Garbage

O post de hoje é mais uma homenagem do que propriamente uma retrospectiva a uma de minhas bandas favoritas: Garbage. Aproveitando o lançamento em 2007 da coletânea de sucessos “Absolute Garbage”, que marcou uma incerteza no destino no grupo, falarei brevemente de seus quatro trabalhos.
Quando tudo começou
O nome surgiu de um comentário negativo de alguém que, ao ouvir a fita demo, achou as músicas um “lixo” (garbage em inglês). Butch Vig, renomado produtor musical de bandas como Nirvana e The Smashing Pumpkins, se reuniu com seus amigos Duke Erikson e Steve Marker para formar a banda, cuja vocalista foi escolhida por acaso em um playlist de vídeos da MTV. Shirley Manson, que ainda fazia parte da extinta banda Angelfish, foi a escolhida para completar o quarteto.
Garbage (1995)
“Garbage” foi um estouro graças à faixa depressiva Only Happy When It Rains, porém Queer foi o single que mais chamou a atenção da crítica.

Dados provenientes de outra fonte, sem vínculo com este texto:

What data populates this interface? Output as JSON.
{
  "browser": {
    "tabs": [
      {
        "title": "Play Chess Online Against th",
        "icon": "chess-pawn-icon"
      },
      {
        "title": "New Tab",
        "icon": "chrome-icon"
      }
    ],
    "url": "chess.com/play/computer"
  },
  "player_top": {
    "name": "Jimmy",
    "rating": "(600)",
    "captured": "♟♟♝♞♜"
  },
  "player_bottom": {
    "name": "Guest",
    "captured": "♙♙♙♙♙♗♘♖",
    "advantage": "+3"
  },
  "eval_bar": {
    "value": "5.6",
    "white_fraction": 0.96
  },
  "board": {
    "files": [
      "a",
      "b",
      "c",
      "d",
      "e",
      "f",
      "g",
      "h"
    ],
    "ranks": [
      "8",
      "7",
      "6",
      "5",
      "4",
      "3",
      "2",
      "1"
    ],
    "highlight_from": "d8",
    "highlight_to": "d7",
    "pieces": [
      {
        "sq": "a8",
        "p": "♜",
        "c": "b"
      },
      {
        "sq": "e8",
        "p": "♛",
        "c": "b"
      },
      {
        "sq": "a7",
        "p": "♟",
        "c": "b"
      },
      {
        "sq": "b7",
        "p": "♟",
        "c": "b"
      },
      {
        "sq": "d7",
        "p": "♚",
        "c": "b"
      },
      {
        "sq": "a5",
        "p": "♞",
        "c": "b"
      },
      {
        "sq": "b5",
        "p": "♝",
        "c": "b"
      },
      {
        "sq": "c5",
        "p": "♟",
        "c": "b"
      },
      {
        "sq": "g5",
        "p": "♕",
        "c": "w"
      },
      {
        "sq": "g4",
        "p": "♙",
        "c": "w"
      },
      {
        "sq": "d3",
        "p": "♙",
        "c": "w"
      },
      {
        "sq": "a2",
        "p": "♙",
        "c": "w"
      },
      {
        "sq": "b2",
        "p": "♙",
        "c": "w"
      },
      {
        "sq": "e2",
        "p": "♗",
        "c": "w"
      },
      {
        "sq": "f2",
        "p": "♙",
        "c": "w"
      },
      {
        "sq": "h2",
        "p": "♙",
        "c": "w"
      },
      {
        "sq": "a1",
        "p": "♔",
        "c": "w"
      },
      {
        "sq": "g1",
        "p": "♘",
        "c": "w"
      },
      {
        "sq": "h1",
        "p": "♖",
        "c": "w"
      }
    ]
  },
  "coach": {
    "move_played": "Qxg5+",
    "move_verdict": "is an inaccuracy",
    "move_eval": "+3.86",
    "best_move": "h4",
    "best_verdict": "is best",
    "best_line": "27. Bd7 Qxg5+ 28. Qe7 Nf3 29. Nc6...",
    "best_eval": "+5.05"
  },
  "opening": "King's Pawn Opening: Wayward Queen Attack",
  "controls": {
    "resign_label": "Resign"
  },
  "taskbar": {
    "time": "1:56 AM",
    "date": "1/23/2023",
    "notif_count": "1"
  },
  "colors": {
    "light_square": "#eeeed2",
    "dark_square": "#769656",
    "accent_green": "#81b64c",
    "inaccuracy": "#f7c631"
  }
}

Seguindo o mesmo sucesso com Stupid Girl e Milk, Garbage se mostrou forte no cenário mundial do rock, diga-se de passagem, nem tão alternativo. Eles conseguiram, inclusive, um lugarzinho na trilha sonora do remake de “Romeu + Julieta”, com o lado-b Crush #1 – cuja letra traduz perfeitamente esse romance tão trágico.
Version 2.0 (1998)
O segundo álbum do Garbage fugiu completamente do rock sombrio de estréia, dando lugar às batidas eletrônicas. O primeiro single Push It cansou de tocar nas rádios e o vídeo enjoou de tanto passar na MTV (ainda era o canal mais tradicional de clipes, não só no Brasil como no resto do mundo). Os fãs puderam matar um pouco de saudades com I Think I’m Paranoid, cujos acordes de guitarra, mesmo recheados com efeitos eletrônicos, reforçavam a identidade da banda. Special e You Look So Fine fecharam o ciclo da “segunda versão” de Garbage, contudo The World Is Not Enough foi a chave de ouro ao ser música-tema do filme de James Bond, “O Mundo Não ÿ O Bastante”.
Beautifulgarbage (2001)
O título é contraditório, e não é diferente quando se começa a escutar o terceiro álbum do Garbage. O primeiro single Androgyny trouxe uma pitada exótica de R&B, cujo vídeo também ficou exótico pelo novo corte de cabelo de Shirley – bem mais curto e bem mais andrógino. Cherry Lips (Go Baby Go!) deu continuidade à estranheza de Manson, agora com mechas loiríssimas – sem contar o tom de sua voz, propositalmente mais agudo e acompanhado de beats dançantes. A sonoridade não agradou seus fãs, nem mesmo com o último single Shut Your Mouth, que ainda resguardou algumas características do primeiro disco. A reputação do grupo despencou e a crise se instalou entre seus integrantes, gerando rumores de que a banda chegasse ao fim.
Bleed Like Me (2005)
O quarto e até então último trabalho do Garbage, após quatro anos de uma espera angustiante, rebateu qualquer boato de rompimento da banda e reergueu a fama que eles conquistaram no início da carreira. Apesar do primeiro single Why Do You Love Me ser um tanto fraco e repetitivo, Bleed Like Me, faixa-título que contou com a ajuda de Marilyn Manson em sua composição, relembrou a morbidez gostosa que não se ouvia desde o álbum de estréia. Shirley Manson se sentiu mais à vontade ao mostrar seu corpo bem conservado (ela já ultrapassou a casa dos quarenta) em Sex Is Not The Enemy e lançou um ar de mistério e reflexão em Run Baby Run.
Enquanto isso…
…Shirley Manson está concentrada em seu disco solo, previsto para ser lançado ainda esse ano. Para isso, teve de dar uma “pausa-hiato” no Garbage, e quando os boatos ressurgem de que esse seria mais uma vez o início do fim da banda, ela afirma de prontidão que isso não acontecerá. Ela de vez em quando aparece, ou cantando com suas amigas (Gwen Stefani e Deborah Harry estão entre as amizades de longa data) ou contracenando em videoclipes de outras bandas (ela aparece em These Things do She Wants Revenge) ou, ainda, atuando na telinha da TV (ela conseguiu um papel no seriado “Terminator: The Sarah Connor Chronicles”, transmitido pela Warner aqui no Brasil). Espero realmente que meu grupo predileto de rock continue firme e forte na estrada por mais uns dez anos. Não é pedir muito – a legião de fãs vão concordar comigo sem hesitar.